Figure 13a,b show the speedup and parallel efficiency of the Fourier transform section before and after optimization. It can be observed that across various V × W configurations, both speedup and parallel efficiency have improved, further demonstrating the effectiveness of the optimization strategy. The baseline uses 32 MPI processes without computation–communication overlap, each mapped to a physical core (the model cannot run correctly with a single process). We do not count the asynchronous progress threads as additional computational resources because they are active only during the computation–communication overlap phases and do not contribute to other parts of the execution.
Figure 14 illustrates the speedup of the Fourier transform section before and after applying the computation–communication overlap optimization, using the 32-process configuration as the baseline. The results demonstrate a clear improvement in speedup after optimization, with the curve approaching ideal linear behavior more closely than the unoptimized version. This confirms the effectiveness of the proposed overlap strategy in this communication-intensive section. This experiment focuses on the Fourier transform stage of the model, which is inherently constrained in scalability due to its intensive all-to-all communication. By applying the optimization, we achieved a clear performance improvement. Extending this strategy to other similarly constrained components is expected to enhance the overall scalability of the model.
5. Conclusions
In YHGSM, frequent transformations between grid space and spectral space are required, particularly three-dimensional data transpositions between Fourier transforms and Legendre transforms. These operations involve significant communication overhead across multiple processes. To address this issue and improve runtime efficiency, we analyzed the data dependencies and program structure between the Fourier transform computations and communication tasks. Based on this analysis, we proposed a method that achieves partial overlap of communication and computation by grouping them along the field dimension and executing in a pipelined manner.
In our implementation, we adopted MPI non-blocking communication and leveraged asynchronous progress threads supported by MPICH to enable effective overlap. Experimental results demonstrated that the optimized scheme, which groups operations by field dimension, successfully reduced the runtime of the Fourier transform section in YHGSM. Compared to the original scheme, we observed improvements in speedup and parallel efficiency. Specifically, with a process configuration of V × W = 8 × 16, the optimized scheme reduced runtime by up to 30%. These results confirm the effectiveness of our computation–communication overlap strategy in YHGSM and suggest potential applications for other parts of YHGSM with significant communication costs or even for other spectral models.
Looking forward, the proposed approach shows strong potential for generalization. It could be extended to other components of YHGSM where communication costs dominate, such as Legendre transforms or semi-Lagrangian interpolation stages. Furthermore, the grouping and pipelining strategy can be applied to other spectral models that face similar computational and communication bottlenecks.
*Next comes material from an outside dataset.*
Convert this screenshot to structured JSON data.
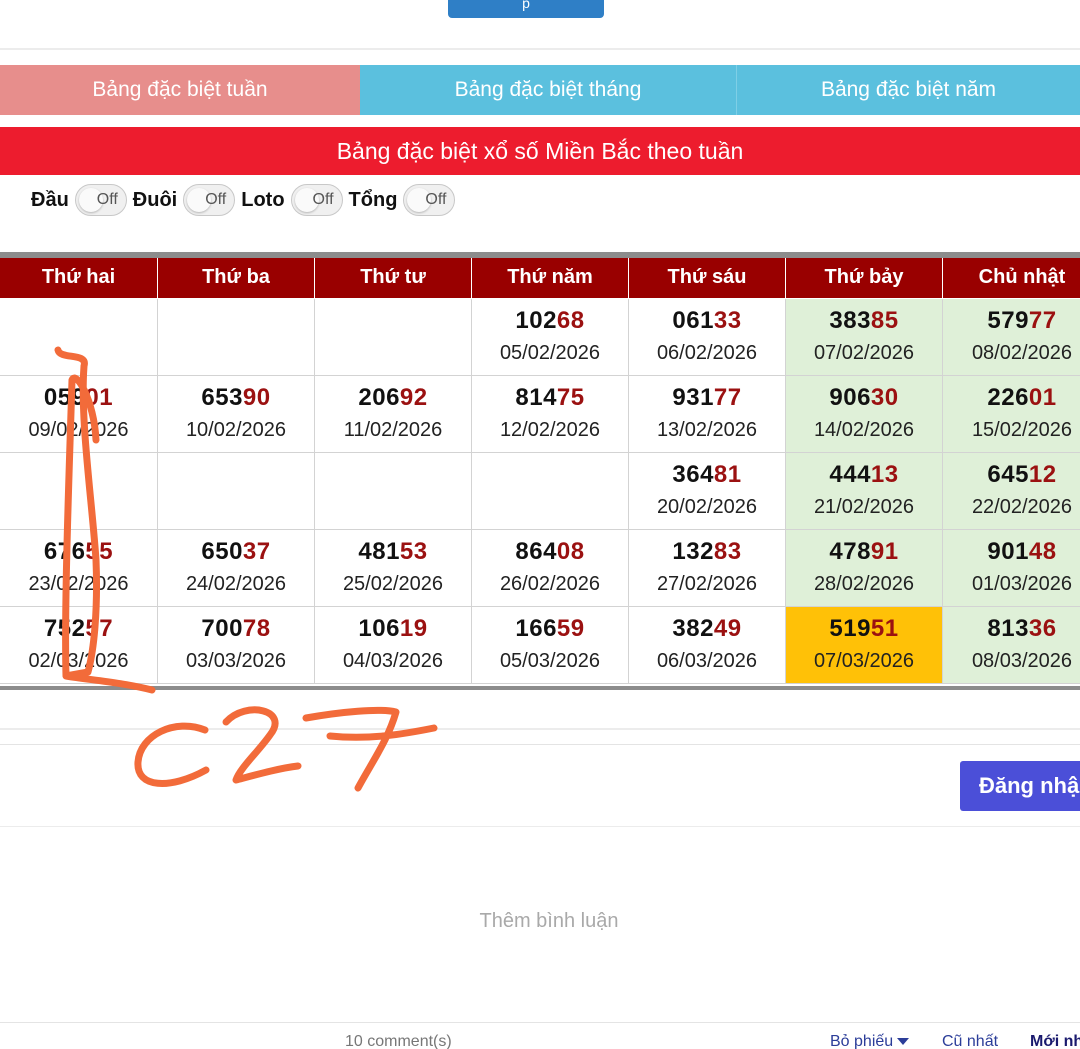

More broadly, this method contributes to ongoing efforts in high-performance computing to optimize tightly coupled parallel applications and may inspire future research on automated task reorganization, hybrid communication strategies, and adaptive overlap mechanisms in large-scale scientific simulations.
That said, generalizing the proposed method to other modules may present additional challenges due to differences in data dependencies, communication patterns, and memory access behaviors. These factors could affect the feasibility and effectiveness of pipelined execution and will be important considerations in our future work.